Dear Rational Optimist,
It’s time we talk about The Blight.
First coined by our friend and entrepreneur Andrew Cote, The Blight describes the ever-growing bureaucracy that’s suffocating American prosperity.
The Blight is why your health insurance costs five times what it did in 2000. It’s why our bridges and roads are crumbling. It’s why houses are unaffordable.
For my entire lifetime, The Blight’s only gotten worse. But now, we have a real chance to expose and kill it. We can uncuff innovators and restore America back to a nation that builds great things.
This is our Berlin Wall moment. When that concrete barrier fell, it unleashed an explosion of human potential. Today, we face our own wall, but it’s made of paperwork.
First, let’s look at how The Blight impoverishes us. Then we’ll discuss our duty to take advantage of our once-in-a-lifetime opportunity to fix it.

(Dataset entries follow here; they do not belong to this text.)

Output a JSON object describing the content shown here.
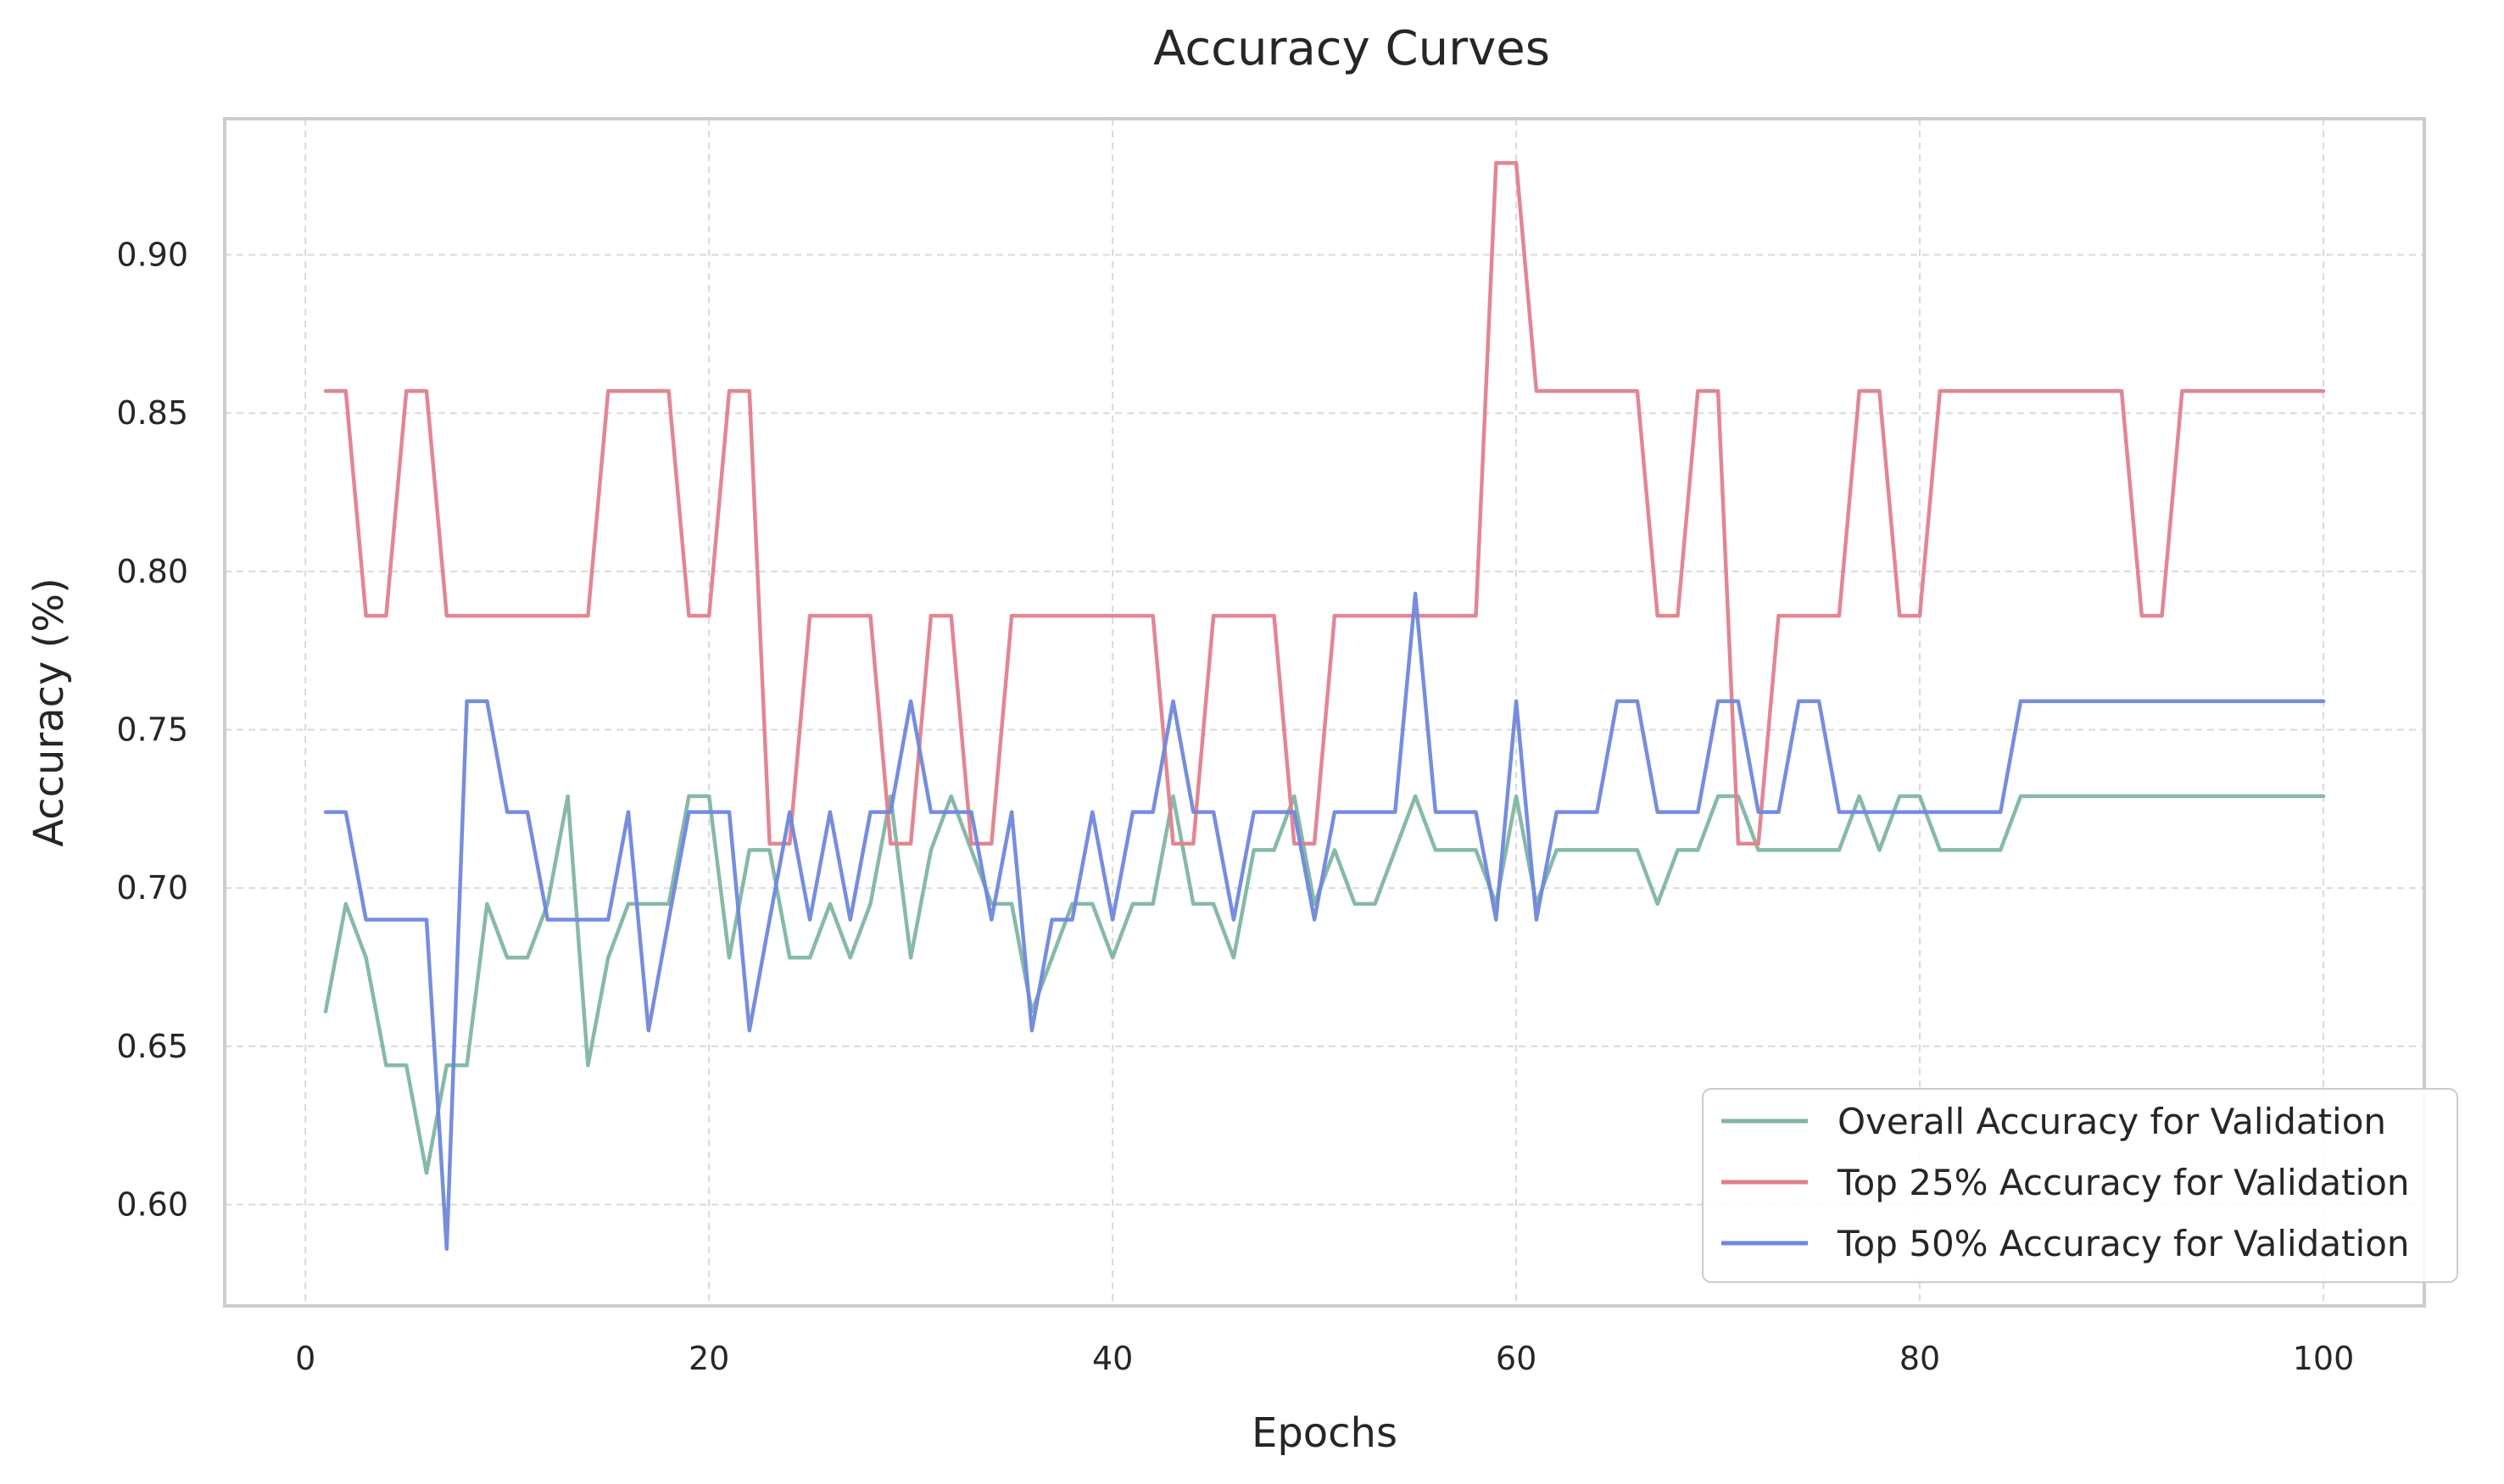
{
  "chart_data": {
    "type": "line",
    "title": "Accuracy Curves",
    "xlabel": "Epochs",
    "ylabel": "Accuracy (%)",
    "xlim": [
      -4,
      105
    ],
    "ylim": [
      0.568,
      0.943
    ],
    "xticks": [
      0,
      20,
      40,
      60,
      80,
      100
    ],
    "xtick_labels": [
      "0",
      "20",
      "40",
      "60",
      "80",
      "100"
    ],
    "yticks": [
      0.6,
      0.65,
      0.7,
      0.75,
      0.8,
      0.85,
      0.9
    ],
    "ytick_labels": [
      "0.60",
      "0.65",
      "0.70",
      "0.75",
      "0.80",
      "0.85",
      "0.90"
    ],
    "grid": true,
    "legend_position": "lower-right",
    "series": [
      {
        "name": "Overall Accuracy for Validation",
        "color": "#7fb5a3",
        "x": [
          1,
          2,
          3,
          4,
          5,
          6,
          7,
          8,
          9,
          10,
          11,
          12,
          13,
          14,
          15,
          16,
          17,
          18,
          19,
          20,
          21,
          22,
          23,
          24,
          25,
          26,
          27,
          28,
          29,
          30,
          31,
          32,
          33,
          34,
          35,
          36,
          37,
          38,
          39,
          40,
          41,
          42,
          43,
          44,
          45,
          46,
          47,
          48,
          49,
          50,
          51,
          52,
          53,
          54,
          55,
          56,
          57,
          58,
          59,
          60,
          61,
          62,
          63,
          64,
          65,
          66,
          67,
          68,
          69,
          70,
          71,
          72,
          73,
          74,
          75,
          76,
          77,
          78,
          79,
          80,
          81,
          82,
          83,
          84,
          85,
          86,
          87,
          88,
          89,
          90,
          91,
          92,
          93,
          94,
          95,
          96,
          97,
          98,
          99,
          100
        ],
        "values": [
          0.661,
          0.695,
          0.678,
          0.644,
          0.644,
          0.61,
          0.644,
          0.644,
          0.695,
          0.678,
          0.678,
          0.695,
          0.729,
          0.644,
          0.678,
          0.695,
          0.695,
          0.695,
          0.729,
          0.729,
          0.678,
          0.712,
          0.712,
          0.678,
          0.678,
          0.695,
          0.678,
          0.695,
          0.729,
          0.678,
          0.712,
          0.729,
          0.712,
          0.695,
          0.695,
          0.661,
          0.678,
          0.695,
          0.695,
          0.678,
          0.695,
          0.695,
          0.729,
          0.695,
          0.695,
          0.678,
          0.712,
          0.712,
          0.729,
          0.695,
          0.712,
          0.695,
          0.695,
          0.712,
          0.729,
          0.712,
          0.712,
          0.712,
          0.695,
          0.729,
          0.695,
          0.712,
          0.712,
          0.712,
          0.712,
          0.712,
          0.695,
          0.712,
          0.712,
          0.729,
          0.729,
          0.712,
          0.712,
          0.712,
          0.712,
          0.712,
          0.729,
          0.712,
          0.729,
          0.729,
          0.712,
          0.712,
          0.712,
          0.712,
          0.729,
          0.729,
          0.729,
          0.729,
          0.729,
          0.729,
          0.729,
          0.729,
          0.729,
          0.729,
          0.729,
          0.729,
          0.729,
          0.729,
          0.729,
          0.729
        ]
      },
      {
        "name": "Top 25% Accuracy for Validation",
        "color": "#e07f8c",
        "x": [
          1,
          2,
          3,
          4,
          5,
          6,
          7,
          8,
          9,
          10,
          11,
          12,
          13,
          14,
          15,
          16,
          17,
          18,
          19,
          20,
          21,
          22,
          23,
          24,
          25,
          26,
          27,
          28,
          29,
          30,
          31,
          32,
          33,
          34,
          35,
          36,
          37,
          38,
          39,
          40,
          41,
          42,
          43,
          44,
          45,
          46,
          47,
          48,
          49,
          50,
          51,
          52,
          53,
          54,
          55,
          56,
          57,
          58,
          59,
          60,
          61,
          62,
          63,
          64,
          65,
          66,
          67,
          68,
          69,
          70,
          71,
          72,
          73,
          74,
          75,
          76,
          77,
          78,
          79,
          80,
          81,
          82,
          83,
          84,
          85,
          86,
          87,
          88,
          89,
          90,
          91,
          92,
          93,
          94,
          95,
          96,
          97,
          98,
          99,
          100
        ],
        "values": [
          0.857,
          0.857,
          0.786,
          0.786,
          0.857,
          0.857,
          0.786,
          0.786,
          0.786,
          0.786,
          0.786,
          0.786,
          0.786,
          0.786,
          0.857,
          0.857,
          0.857,
          0.857,
          0.786,
          0.786,
          0.857,
          0.857,
          0.714,
          0.714,
          0.786,
          0.786,
          0.786,
          0.786,
          0.714,
          0.714,
          0.786,
          0.786,
          0.714,
          0.714,
          0.786,
          0.786,
          0.786,
          0.786,
          0.786,
          0.786,
          0.786,
          0.786,
          0.714,
          0.714,
          0.786,
          0.786,
          0.786,
          0.786,
          0.714,
          0.714,
          0.786,
          0.786,
          0.786,
          0.786,
          0.786,
          0.786,
          0.786,
          0.786,
          0.929,
          0.929,
          0.857,
          0.857,
          0.857,
          0.857,
          0.857,
          0.857,
          0.786,
          0.786,
          0.857,
          0.857,
          0.714,
          0.714,
          0.786,
          0.786,
          0.786,
          0.786,
          0.857,
          0.857,
          0.786,
          0.786,
          0.857,
          0.857,
          0.857,
          0.857,
          0.857,
          0.857,
          0.857,
          0.857,
          0.857,
          0.857,
          0.786,
          0.786,
          0.857,
          0.857,
          0.857,
          0.857,
          0.857,
          0.857,
          0.857,
          0.857
        ]
      },
      {
        "name": "Top 50% Accuracy for Validation",
        "color": "#6f87dc",
        "x": [
          1,
          2,
          3,
          4,
          5,
          6,
          7,
          8,
          9,
          10,
          11,
          12,
          13,
          14,
          15,
          16,
          17,
          18,
          19,
          20,
          21,
          22,
          23,
          24,
          25,
          26,
          27,
          28,
          29,
          30,
          31,
          32,
          33,
          34,
          35,
          36,
          37,
          38,
          39,
          40,
          41,
          42,
          43,
          44,
          45,
          46,
          47,
          48,
          49,
          50,
          51,
          52,
          53,
          54,
          55,
          56,
          57,
          58,
          59,
          60,
          61,
          62,
          63,
          64,
          65,
          66,
          67,
          68,
          69,
          70,
          71,
          72,
          73,
          74,
          75,
          76,
          77,
          78,
          79,
          80,
          81,
          82,
          83,
          84,
          85,
          86,
          87,
          88,
          89,
          90,
          91,
          92,
          93,
          94,
          95,
          96,
          97,
          98,
          99,
          100
        ],
        "values": [
          0.724,
          0.724,
          0.69,
          0.69,
          0.69,
          0.69,
          0.586,
          0.759,
          0.759,
          0.724,
          0.724,
          0.69,
          0.69,
          0.69,
          0.69,
          0.724,
          0.655,
          0.69,
          0.724,
          0.724,
          0.724,
          0.655,
          0.69,
          0.724,
          0.69,
          0.724,
          0.69,
          0.724,
          0.724,
          0.759,
          0.724,
          0.724,
          0.724,
          0.69,
          0.724,
          0.655,
          0.69,
          0.69,
          0.724,
          0.69,
          0.724,
          0.724,
          0.759,
          0.724,
          0.724,
          0.69,
          0.724,
          0.724,
          0.724,
          0.69,
          0.724,
          0.724,
          0.724,
          0.724,
          0.793,
          0.724,
          0.724,
          0.724,
          0.69,
          0.759,
          0.69,
          0.724,
          0.724,
          0.724,
          0.759,
          0.759,
          0.724,
          0.724,
          0.724,
          0.759,
          0.759,
          0.724,
          0.724,
          0.759,
          0.759,
          0.724,
          0.724,
          0.724,
          0.724,
          0.724,
          0.724,
          0.724,
          0.724,
          0.724,
          0.759,
          0.759,
          0.759,
          0.759,
          0.759,
          0.759,
          0.759,
          0.759,
          0.759,
          0.759,
          0.759,
          0.759,
          0.759,
          0.759,
          0.759,
          0.759
        ]
      }
    ]
  }
}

It takes longer to build a house today than it did in 1971. Did we forget how to hammer nails or pour concrete? No. We let regulations get out of control.
In San Francisco, regulations add about $400,000 to the cost of building a single apartment. $400,000! Just to get permission to build.
The shakedown starts with a $50,000 environmental impact study that often takes 18 months—longer than it took to build the Empire State Building. Then comes the mandatory neighborhood meetings at $25,000 each.
California wins the gold medal for regulatory madness. But New York, Boston, and Seattle aren't far behind. No wonder young wannabe homeowners in these cities are angry. To whom should they direct their anger?
Well, homes haven’t gotten more expensive to build. Construction costs, adjusted for inflation, have barely changed in decades. It's the regulations.
We know this because, in America, most housing regulations are local. Some places still let builders build. Take Austin, Texas. It’s green-lighting new homes faster than any major city. Rents dropped 7%+ in the past year while prices soared elsewhere.